(BIVN) – Kealoha Pisciotta of the Kai Palaoa group is adding her voice to the chorus urging Governor David Ige to sign Senate Bill 1240, a bill that would phase out aquarium fish collecting in Hawaii.
Gov. David Ige announced on June 23 that he intends to veto the bill because “there is concern that the science does not support the claims made by the bill. It will be premature to ban aquarium collection before doing the necessary studies.”
Pisciotta, a cultural practitioner with Mauna Kea Anaina Hou and Kai Palaoa, disagrees. She equates the aquarium with wildlife trafficking.
“Aquarium fish are actually our wildlife,” Pisciotta says. “Imagine if we just went out and we collected our wildlife birds – including the endangered birds – and we’re allowed to just cage them up and ship them off to somewhere on the mainland for someone’s entertainment.”
Ironically, a different law targeting the illegal wildlife trade – said to be the most comprehensive law of its kind in the U.S. – recently took effect. “The bill prohibits the sale, offer for sale, purchase, trade, possession with intent to sell, or barter for any part or product of any species of elephant, mammoth, rhinoceros, tiger, great ape, shark and ray, sea turtle, walrus, narwhal, whale, hippopotamus, monk seal, lion, pangolin, cheetah, jaguar, and leopard, all identified as threatened with extinction by the Convention on International Trade in Endangered Species and the Endangered Species Act,” the state says. “This law does not prohibit the mere possession of such items.” It does not include Hawaii’s reef fish.
“The reef fish that are commonly caught are very important to the whole ecosystem,” Pisciotta said. “So they’re the herbivores and they eat the limu. Then they grow big and fat, and it feeds the pelagic fish that we also eat.”

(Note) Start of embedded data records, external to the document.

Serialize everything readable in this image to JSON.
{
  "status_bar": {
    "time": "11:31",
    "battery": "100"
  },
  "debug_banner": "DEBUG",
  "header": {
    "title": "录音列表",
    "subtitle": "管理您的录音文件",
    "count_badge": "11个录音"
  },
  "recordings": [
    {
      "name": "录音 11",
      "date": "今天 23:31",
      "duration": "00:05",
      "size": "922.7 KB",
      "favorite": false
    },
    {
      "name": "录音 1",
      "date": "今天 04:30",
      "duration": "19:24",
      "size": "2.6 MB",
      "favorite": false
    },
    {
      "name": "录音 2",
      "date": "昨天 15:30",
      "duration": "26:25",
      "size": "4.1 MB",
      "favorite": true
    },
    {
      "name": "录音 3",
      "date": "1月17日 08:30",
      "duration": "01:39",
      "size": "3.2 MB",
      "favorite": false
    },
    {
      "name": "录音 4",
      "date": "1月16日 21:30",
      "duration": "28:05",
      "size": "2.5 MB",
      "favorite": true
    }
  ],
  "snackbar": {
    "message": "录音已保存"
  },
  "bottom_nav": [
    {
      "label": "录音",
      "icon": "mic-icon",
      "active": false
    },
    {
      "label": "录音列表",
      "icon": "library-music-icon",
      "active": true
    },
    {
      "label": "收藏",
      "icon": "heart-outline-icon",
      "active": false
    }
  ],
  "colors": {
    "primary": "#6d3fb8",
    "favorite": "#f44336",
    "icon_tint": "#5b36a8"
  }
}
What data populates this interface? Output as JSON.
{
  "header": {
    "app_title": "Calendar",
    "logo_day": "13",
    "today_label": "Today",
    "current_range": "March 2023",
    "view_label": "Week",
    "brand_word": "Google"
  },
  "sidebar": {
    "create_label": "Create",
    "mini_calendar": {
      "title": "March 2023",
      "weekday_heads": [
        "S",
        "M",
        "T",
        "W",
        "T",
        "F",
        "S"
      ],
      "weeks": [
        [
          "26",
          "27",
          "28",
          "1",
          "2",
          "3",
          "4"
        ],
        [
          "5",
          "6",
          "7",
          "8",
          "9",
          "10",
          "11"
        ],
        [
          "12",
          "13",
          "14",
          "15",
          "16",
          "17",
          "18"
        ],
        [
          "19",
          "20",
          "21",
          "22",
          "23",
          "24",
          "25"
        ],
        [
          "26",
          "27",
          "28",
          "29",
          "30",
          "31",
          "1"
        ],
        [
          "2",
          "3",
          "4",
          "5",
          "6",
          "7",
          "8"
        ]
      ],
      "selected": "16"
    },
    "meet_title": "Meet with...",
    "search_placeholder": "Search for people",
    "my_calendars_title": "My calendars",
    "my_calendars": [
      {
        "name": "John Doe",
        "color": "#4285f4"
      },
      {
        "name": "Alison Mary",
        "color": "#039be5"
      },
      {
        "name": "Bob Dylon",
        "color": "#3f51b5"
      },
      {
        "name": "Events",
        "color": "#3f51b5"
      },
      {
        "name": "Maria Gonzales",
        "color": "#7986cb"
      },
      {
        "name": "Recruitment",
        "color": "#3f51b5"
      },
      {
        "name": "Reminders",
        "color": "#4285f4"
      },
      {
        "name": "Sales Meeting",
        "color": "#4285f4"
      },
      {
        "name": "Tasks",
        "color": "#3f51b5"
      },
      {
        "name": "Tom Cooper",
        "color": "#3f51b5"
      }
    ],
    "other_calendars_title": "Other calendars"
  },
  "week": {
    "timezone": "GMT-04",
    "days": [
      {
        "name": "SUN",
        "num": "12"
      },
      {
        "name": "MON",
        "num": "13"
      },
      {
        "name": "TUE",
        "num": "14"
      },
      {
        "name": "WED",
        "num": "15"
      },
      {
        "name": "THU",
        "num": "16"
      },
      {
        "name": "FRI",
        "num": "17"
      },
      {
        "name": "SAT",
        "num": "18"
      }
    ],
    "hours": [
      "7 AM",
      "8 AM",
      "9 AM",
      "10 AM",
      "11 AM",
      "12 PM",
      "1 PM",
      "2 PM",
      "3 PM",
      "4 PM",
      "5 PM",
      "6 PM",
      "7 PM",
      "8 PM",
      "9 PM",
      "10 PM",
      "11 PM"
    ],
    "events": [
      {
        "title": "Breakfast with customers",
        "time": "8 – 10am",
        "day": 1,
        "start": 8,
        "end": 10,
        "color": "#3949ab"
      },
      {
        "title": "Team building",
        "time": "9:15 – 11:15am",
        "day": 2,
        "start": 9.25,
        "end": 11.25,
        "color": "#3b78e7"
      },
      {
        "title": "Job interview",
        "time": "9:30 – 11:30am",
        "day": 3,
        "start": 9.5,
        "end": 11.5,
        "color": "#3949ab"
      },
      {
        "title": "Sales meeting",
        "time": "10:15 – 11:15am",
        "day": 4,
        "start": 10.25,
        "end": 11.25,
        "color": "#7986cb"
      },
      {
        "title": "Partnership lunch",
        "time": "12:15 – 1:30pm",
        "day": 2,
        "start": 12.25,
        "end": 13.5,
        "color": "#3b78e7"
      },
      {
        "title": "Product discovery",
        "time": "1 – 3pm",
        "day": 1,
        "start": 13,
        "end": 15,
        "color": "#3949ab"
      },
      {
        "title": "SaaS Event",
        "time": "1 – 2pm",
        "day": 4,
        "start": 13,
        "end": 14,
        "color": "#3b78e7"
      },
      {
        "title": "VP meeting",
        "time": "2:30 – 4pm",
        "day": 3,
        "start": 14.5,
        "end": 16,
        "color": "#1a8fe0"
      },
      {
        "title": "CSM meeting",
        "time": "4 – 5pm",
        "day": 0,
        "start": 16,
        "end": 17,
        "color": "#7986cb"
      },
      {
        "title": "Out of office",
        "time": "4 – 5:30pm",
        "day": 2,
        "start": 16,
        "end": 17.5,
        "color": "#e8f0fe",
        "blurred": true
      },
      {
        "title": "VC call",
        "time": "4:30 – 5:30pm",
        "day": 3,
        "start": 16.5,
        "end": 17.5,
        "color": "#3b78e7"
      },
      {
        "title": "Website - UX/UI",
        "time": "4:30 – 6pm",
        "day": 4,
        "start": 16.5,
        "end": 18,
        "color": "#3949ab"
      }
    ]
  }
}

In addition to the interview conducted at the July 4th Democratic Party “Malama ‘Aina For The Keiki” gathering at Maka’eo Pavilion, Pisciotta wrote this op-ed:
A very important bill is before Gov. David Ige — the only serious environmental bill that made it through the Legislature this year. We wish to encourage the governor to side with wildlife, the people of Hawaii and Malama Honua by signing Senate Bill 1240.
SB 1240 is a compromise bill that will protect reef wildlife from aquarium collection in the future. Both sides want to see it passed and it got nearly unanimous support in the Legislature.
The aquarium trade takes our reef ohua — fish, baby sharks, eels, octopuses, hermit crabs and other collectibles (not turtles, rays, coral and rock) — and ships them across the world for someone’s entertainment.
Hawaii’s reef life is a public trust. It is important for Native Hawaiian cultural practices and use. Many of the animals collected are ‘aumakua belonging to different families and that is not appropriate as it upsets the balance of our spiritual harmony as well as that of the reef and the ecosystem.
The reef supports the economy of Hawaii and is the foundation of the ecosystem that feeds us and that will feed children in the future.
On the other “side” are aquarium collectors who make their living by selling Hawai’i wildlife to the aquarium trade. Why do they support this bill? Because many recognize that the aquarium trade is not sustainable and will lead to the collapse of our reef ecosystem. They support this bill because they will be allowed to continue until they quit, but no new permits will be given out for more extraction.
Hawaii can show leadership in protecting its reef and ocean life. The ocean is our life and must be protected if we, too, are to survive. Our brave brothers and sisters of the Hokule‘a and Hikianalia just spent three years risking their lives to carry this sacred message around the world. Malama Honua begins here at home.
The problem begins with the Department of Land and Natural Resources (DLNR), the very state agency constitutionally mandated to protect the public trust and the resources of Hawaii. Members on the Board of Land & Natural Resources are appointed by the governor and must protect the public’s interest and rights to enjoy our ocean and all the life its supports. DLNR and BLNR, in this instance, have taken on an advocacy role — but not on behalf of the people or the reef but rather, in support of continuing unregulated commercial aquarium extraction.
In addition to never defining “sustainable” or setting limits on the number of permittees, or amount of wildlife that can be captured daily, the DLNR also never began the studies it was required to do 40 years ago. What will it take for DLNR to agree to evaluate effects or impose limits? Full scale collapse? Massive extinctions? We are getting close for quite a few species.
Anyone who frequents our nearshore can see the reefs are suffering. There are many threats that can frustrate the reefs’ recovery but this is one threat that can we can change.
It is on BLNR to take action on behalf of the people and their interest in having a productive and thriving ocean.That is both its job and constitutional mandate to do so.
This bill has a huge base of supporters, including lawmakers. The solution is supported by Hawaii law and invocation of the “precautionary principle” — in the absence of conclusive evidence to the contrary, the state must err on the side of caution to protect the resources. We must side with the aloha aina and the public trust.
The reef is the foundation of life. We all win when we chose life.